Both the NGA and the National Conference of State Legislatures have said the measure could backfire. "In good times, states are not going to have those 10 or 12 percent increases, because they're going to be held to that higher level the next time there's an economic downturn," Mr. Scheppach says.
The compromise bill – an overdue reauthorization of the Higher Education Act of 1965 – is unlikely to emerge until after Congress returns from an upcoming recess.
Fiscal year 2007 saw a 7.7 percent increase in state and local funding for higher education, outpacing both inflation and enrollment growth, according to a report by State Higher Education Executive Officers. But it couldn't counteract past declines in state support: Per student, appropriations are "lower in constant-dollar terms compared to most years since 1980," the report notes.
Amid the prospect of a recession, a number of states may cut appropriations in their next budget, which frustrates education leaders.
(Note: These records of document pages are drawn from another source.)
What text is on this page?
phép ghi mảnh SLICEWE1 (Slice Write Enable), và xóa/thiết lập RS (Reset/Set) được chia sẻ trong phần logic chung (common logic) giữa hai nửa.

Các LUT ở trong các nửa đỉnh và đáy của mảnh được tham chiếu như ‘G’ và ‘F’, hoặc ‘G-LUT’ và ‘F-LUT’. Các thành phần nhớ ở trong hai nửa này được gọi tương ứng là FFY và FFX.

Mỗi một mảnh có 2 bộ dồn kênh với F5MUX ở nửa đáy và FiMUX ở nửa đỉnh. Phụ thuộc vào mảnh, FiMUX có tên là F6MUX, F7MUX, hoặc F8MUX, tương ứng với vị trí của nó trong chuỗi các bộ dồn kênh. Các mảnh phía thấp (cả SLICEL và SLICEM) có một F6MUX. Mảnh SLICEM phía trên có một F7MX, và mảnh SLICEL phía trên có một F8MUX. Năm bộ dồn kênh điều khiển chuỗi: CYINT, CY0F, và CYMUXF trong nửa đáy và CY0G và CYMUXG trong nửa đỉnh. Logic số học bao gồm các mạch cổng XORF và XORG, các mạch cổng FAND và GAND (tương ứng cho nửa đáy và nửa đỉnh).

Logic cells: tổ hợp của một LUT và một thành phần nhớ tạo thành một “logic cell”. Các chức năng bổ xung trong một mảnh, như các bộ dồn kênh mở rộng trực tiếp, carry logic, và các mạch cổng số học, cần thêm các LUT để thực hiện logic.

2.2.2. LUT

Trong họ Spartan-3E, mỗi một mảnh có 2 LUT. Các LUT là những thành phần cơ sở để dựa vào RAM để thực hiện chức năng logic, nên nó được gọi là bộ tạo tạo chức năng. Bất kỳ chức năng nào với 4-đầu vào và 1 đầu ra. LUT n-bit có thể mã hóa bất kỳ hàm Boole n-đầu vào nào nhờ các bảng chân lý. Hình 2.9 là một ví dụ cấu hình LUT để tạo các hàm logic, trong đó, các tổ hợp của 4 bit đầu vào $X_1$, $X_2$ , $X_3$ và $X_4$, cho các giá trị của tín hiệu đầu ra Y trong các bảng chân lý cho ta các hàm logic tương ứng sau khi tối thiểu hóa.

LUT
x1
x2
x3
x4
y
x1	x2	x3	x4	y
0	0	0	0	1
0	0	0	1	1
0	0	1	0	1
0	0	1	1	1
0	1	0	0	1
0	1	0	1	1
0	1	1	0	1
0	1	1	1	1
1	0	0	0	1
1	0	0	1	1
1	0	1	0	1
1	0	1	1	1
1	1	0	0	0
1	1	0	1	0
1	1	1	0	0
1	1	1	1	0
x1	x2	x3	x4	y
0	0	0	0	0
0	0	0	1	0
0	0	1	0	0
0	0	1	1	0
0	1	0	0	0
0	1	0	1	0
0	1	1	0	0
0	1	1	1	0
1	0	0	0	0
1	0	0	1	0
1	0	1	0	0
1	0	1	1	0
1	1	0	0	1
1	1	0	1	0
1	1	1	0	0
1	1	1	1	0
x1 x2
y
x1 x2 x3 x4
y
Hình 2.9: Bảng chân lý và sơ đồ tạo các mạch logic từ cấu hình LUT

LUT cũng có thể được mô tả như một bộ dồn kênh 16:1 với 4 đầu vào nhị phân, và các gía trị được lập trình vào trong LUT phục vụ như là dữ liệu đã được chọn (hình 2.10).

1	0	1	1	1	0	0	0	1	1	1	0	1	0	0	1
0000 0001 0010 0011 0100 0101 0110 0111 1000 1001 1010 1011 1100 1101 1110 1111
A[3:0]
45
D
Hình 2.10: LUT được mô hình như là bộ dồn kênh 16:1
In Kentucky, university leaders have warned that the governor's proposed 12 percent cut would slow or reverse progress that's been made to boost the quality of education and the number of graduates, and would force tuition increases.
The Association of State Colleges and Universities sees the federal maintenance-of-effort rule as "a rather modest proposal to ensure that states contribute to access to higher education," says Dan Hurley, the group's director of state relations and policy analysis. He acknowledges that, as some critics point out, public institutions can do more to rein in costs. But he adds that too much of the blame has been placed on colleges, and more responsibility needs to shift back to state officials who set budgets and tuition rates.
The value of the provision would mainly be symbolic, because the money the federal government could withhold is too small to sway states determined to cut their budgets, Mr. Hurley says. The bill would withhold a state's share of $35 million for low-income students distributed through federal Grants for Access and Persistence. The secretary of Education could give waivers to states that experience disaster or severe financial constraints.
Ironically, in the 1990s higher education made such powerful arguments about the benefit of higher lifetime earnings tied to a college degree that lawmakers felt justified in putting more of the burden on students through tuition, Hodel says. But now public opinion may be shifting back toward recognition of the public benefits of a better-educated workforce.
If Congress decides to use the stick of a maintenance-of-effort rule, states now may find it more politically tenable to spread cuts more evenly among sectors. "College has become so expensive for the typical American family that something has got to change," Hodel says.